The first half of 2024 was unusually busy for AI vocabulary. Multimodal models became standard, autonomous agents moved from demos to products, and efficiency techniques that had lived in research papers showed up in shipping systems. This glossary captures the terms that crossed into mainstream coverage during that window, with definitions written for people who need to understand the news rather than build the models.
Agentic AI and AI agents
By mid-2024 the word agent had shifted meaning. An AI agent is a system built around a language model that can plan a task, decide which tools to call (search, code execution, APIs), act, observe the result, and loop until the goal is met. Agentic describes this autonomous, multi-step behaviour. The distinction from a chatbot matters: a chatbot responds to one prompt at a time, while an agent pursues an objective across many steps with minimal human intervention. Frameworks like LangChain, AutoGen, and CrewAI popularised the pattern.
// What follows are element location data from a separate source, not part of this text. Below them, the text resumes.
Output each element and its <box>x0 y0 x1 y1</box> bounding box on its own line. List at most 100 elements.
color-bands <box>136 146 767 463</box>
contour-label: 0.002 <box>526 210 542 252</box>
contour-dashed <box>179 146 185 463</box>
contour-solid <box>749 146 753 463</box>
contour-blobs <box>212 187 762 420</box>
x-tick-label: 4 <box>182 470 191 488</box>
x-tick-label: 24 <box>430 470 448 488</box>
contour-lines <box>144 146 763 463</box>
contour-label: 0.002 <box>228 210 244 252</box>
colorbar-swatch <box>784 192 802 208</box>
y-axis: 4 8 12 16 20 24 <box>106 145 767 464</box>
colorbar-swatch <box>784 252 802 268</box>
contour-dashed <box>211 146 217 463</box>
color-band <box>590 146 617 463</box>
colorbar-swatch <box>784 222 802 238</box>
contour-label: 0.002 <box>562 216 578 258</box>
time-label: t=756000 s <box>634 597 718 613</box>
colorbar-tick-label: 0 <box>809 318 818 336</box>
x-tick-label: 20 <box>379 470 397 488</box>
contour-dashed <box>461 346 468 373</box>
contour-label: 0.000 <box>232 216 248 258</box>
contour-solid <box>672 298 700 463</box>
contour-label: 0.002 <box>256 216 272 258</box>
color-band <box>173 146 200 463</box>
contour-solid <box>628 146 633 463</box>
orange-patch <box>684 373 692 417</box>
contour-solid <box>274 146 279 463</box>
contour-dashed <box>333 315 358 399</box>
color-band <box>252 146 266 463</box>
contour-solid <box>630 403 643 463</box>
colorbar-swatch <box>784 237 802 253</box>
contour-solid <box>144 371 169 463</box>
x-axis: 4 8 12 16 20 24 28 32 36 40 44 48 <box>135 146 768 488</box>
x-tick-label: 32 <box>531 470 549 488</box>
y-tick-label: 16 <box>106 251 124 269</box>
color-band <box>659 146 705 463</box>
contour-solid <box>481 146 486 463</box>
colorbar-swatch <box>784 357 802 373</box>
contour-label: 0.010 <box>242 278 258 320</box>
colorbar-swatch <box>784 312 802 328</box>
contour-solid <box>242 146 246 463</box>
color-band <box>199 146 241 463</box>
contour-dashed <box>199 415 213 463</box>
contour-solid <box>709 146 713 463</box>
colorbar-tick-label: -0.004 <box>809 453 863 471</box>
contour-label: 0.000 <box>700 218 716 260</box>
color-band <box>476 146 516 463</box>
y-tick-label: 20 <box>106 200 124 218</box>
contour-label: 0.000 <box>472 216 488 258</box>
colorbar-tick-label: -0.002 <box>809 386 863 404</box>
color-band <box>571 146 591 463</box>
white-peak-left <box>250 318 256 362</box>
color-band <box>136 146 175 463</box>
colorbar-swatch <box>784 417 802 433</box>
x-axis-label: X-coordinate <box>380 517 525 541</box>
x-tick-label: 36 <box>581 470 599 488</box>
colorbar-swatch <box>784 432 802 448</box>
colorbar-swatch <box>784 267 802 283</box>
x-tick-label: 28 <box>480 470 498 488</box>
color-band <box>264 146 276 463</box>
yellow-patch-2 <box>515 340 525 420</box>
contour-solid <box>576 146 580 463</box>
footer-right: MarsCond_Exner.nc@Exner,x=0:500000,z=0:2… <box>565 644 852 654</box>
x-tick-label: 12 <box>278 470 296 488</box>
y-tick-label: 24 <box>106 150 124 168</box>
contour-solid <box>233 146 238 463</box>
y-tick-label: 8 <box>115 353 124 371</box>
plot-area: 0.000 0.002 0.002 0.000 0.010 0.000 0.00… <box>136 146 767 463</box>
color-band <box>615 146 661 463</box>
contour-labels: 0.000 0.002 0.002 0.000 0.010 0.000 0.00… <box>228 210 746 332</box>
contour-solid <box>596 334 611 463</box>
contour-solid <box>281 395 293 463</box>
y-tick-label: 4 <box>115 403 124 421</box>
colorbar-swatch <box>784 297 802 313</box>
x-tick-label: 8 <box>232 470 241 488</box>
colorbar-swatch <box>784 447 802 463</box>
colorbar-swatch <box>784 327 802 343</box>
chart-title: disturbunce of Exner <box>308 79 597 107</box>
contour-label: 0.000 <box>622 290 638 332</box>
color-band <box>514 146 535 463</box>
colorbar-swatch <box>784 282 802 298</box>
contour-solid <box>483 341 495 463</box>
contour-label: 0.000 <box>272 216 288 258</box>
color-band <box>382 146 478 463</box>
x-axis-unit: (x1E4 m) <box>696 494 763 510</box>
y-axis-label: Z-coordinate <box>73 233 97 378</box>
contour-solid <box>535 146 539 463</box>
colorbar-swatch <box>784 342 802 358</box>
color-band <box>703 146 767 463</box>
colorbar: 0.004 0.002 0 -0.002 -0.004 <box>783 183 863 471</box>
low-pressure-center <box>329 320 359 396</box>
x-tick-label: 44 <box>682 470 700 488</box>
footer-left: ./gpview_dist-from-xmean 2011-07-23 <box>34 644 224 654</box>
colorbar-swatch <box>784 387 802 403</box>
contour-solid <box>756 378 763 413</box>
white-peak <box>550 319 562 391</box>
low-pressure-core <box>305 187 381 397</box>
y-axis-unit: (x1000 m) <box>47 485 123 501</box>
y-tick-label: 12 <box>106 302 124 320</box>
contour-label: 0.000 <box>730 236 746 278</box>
Multimodality and omni models
A multimodal model accepts and produces more than one type of data — text, images, audio, and sometimes video. In 2024 this became the default expectation rather than a feature. OpenAI’s GPT-4o (the “o” stands for omni) processed text, vision, and audio in a single model, while Google’s Gemini 1.5 emphasised long-context multimodal understanding. The trend turned “can it see the image?” into a baseline question for any serious model.
Mixture of experts (MoE)
Mixture of experts is an architecture where a model contains many specialised sub-networks (“experts”) and a lightweight router sends each token to only a small subset. The effect is a model with very high total parameter count but much lower compute per query, because most experts stay idle. Mixtral and several frontier models leaned on MoE to deliver strong quality at lower inference cost, making the term common in 2024 launch announcements.
Context window expansion
A context window is how much text a model can consider at once, measured in tokens. Through 2024 these limits grew dramatically — Gemini 1.5 advertised windows of up to a million tokens. Bigger windows let models read entire books, codebases, or long transcripts in one pass, reducing the need for chunking and retrieval in some workflows. “Long context” became a key marketing axis.
Inference-time compute and reasoning
Late in the period, attention turned to spending more compute at answer time so models could reason through hard problems step by step, rather than relying solely on what they learned in training. This idea — letting a model “think longer” before responding — set the stage for the dedicated reasoning models that followed. It reframed quality as something you can buy with extra runtime, not just bigger training runs.
Treat any trend glossary as a snapshot. Terms here were current in mid-2024; verify exact capabilities and pricing against primary sources before relying on them, because the field moves faster than any single page can.